Research

Security & Privacy in Machine Learning & Deep Learning

Machine learning and deep learning models have the potential to inadvertently expose sensitive information present in the data used for their training. I am currently involved in research aimed to develop new algorithms designed to enhance data and model security by applying diverse security technologies into AI models. In particular, my present research is centered on two key technologies:

• Homomorphic encryption, which safeguards data privacy during the training process through encryption.

• Differential privacy, which adds randomness to algorithms, ensuring the protection of data and models during inference.

It is widely known that security technologies can substantially reduce the efficiency and effectiveness of algorithms for various reasons. Therefore, it is necessary to develop new algorithms that are both secure and effective, which constitutes the primary focus of my research. Future research will focus on developing an integrated AI security system that leverages various privacy-enhancing technologies, including multi-party computation and federated learning.

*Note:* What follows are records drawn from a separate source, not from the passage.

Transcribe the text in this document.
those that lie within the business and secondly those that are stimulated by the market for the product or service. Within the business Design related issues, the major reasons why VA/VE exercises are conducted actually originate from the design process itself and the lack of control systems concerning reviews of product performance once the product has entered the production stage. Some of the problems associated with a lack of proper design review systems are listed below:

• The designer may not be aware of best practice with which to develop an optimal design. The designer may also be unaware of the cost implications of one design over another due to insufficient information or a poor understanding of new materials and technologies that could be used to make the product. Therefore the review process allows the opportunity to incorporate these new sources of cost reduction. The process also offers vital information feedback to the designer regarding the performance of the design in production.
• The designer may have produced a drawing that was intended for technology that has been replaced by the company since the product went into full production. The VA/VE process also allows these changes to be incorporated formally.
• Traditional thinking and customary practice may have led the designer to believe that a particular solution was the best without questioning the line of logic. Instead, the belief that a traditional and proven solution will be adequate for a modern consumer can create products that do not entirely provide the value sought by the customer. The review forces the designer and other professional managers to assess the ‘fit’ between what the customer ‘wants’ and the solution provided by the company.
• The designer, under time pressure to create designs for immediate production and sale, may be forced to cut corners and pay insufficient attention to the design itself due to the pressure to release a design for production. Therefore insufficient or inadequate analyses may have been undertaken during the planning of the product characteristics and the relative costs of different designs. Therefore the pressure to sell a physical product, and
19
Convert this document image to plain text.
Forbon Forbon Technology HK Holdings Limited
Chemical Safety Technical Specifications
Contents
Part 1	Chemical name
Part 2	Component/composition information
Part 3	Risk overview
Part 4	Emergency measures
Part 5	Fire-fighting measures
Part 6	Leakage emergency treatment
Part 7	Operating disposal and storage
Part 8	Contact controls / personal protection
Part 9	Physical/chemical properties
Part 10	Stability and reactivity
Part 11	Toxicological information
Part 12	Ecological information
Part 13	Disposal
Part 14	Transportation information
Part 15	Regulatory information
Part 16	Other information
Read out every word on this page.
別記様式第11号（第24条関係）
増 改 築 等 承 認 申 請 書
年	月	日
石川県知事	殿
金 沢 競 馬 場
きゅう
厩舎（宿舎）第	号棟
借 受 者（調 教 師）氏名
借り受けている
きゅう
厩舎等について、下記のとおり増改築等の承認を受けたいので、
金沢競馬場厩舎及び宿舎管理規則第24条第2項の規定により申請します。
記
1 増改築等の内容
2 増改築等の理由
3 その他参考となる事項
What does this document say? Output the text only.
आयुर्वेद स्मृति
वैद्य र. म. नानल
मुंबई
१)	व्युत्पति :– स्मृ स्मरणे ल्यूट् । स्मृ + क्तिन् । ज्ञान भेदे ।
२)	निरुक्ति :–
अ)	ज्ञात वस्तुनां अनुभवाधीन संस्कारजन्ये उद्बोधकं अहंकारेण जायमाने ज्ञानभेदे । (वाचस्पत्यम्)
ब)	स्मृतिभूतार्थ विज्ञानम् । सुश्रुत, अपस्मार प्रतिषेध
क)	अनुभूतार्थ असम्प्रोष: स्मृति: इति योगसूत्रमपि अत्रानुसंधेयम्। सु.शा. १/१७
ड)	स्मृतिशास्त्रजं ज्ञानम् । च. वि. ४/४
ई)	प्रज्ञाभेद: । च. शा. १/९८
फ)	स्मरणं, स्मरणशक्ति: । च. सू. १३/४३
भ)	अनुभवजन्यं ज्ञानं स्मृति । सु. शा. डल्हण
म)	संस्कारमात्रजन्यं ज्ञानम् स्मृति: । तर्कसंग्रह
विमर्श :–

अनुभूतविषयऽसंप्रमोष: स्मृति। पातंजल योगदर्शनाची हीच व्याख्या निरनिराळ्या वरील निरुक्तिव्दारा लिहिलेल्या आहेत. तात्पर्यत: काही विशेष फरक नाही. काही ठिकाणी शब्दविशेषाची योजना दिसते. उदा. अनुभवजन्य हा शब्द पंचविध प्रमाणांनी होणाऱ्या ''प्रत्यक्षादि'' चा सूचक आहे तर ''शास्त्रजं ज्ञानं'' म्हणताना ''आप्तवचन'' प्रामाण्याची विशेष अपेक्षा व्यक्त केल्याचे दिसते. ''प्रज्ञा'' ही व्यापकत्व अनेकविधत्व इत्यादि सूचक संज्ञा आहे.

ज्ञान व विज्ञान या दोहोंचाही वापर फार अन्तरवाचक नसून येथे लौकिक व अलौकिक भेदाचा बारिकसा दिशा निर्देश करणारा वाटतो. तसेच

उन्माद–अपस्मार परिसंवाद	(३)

Fairness in Machine Learning & Deep Learning

It has been revealed that machine learning models can produce discriminatory outcomes for different demographic groups, including those defined by race, gender, and age. One primary factor contributing to these results is the historical biases ingrained in the training data. For example, if the data indicates a historical trend of a particular gender being more frequently hired for a specific job, a model trained on this data is more likely to hire that gender under the same conditions. Fair machine learning aligns with global objectives such as the UN's Sustainable Development Goals, and aims to develop new algorithms mitigating such discrimination.

In general, adding fairness to an algorithm comes at the cost of decreased utility. Therefore, improving the trade-off between utility and fairness is a key focus of research. I am particularly interested in understanding the relationship between generalization error and fairness constraints through statistical complexity analysis methodologies. Models that simultaneously address security, privacy, and fairness represent an intriguing and emerging research area for ensuring the ethical use of AI. 

Industrial Applications

As represented by the GDPR in Europe and the revised Data 3 Act in Korea, nations around the world are strengthening legal restrictions on the use of personal data. As all industries become hyper-personalized, it is clear that the importance of data protection is only going to grow. In the training and use of AI models, while performance has been of the paramount value so far, in the future, how well they can address ethical issues will be an even greater concern.

I am currently conducting research to protect customer information within the financial sector, especially in the robo-advisor, which is a core component of fintech. Thus far, I have developed safe portfolio optimization methods using homomorphic encryption. Future research will focus on developing a safe transaction method using blockchain technology to construct a more robust and practical system.

In addition, I aim to develop integrated AI security systems customized to protect personal or corporate data across various industries, including manufacturing and healthcare. In particular, the healthcare industry is expected to have a very high demand for security technologies due to its utilization of highly sensitive health information.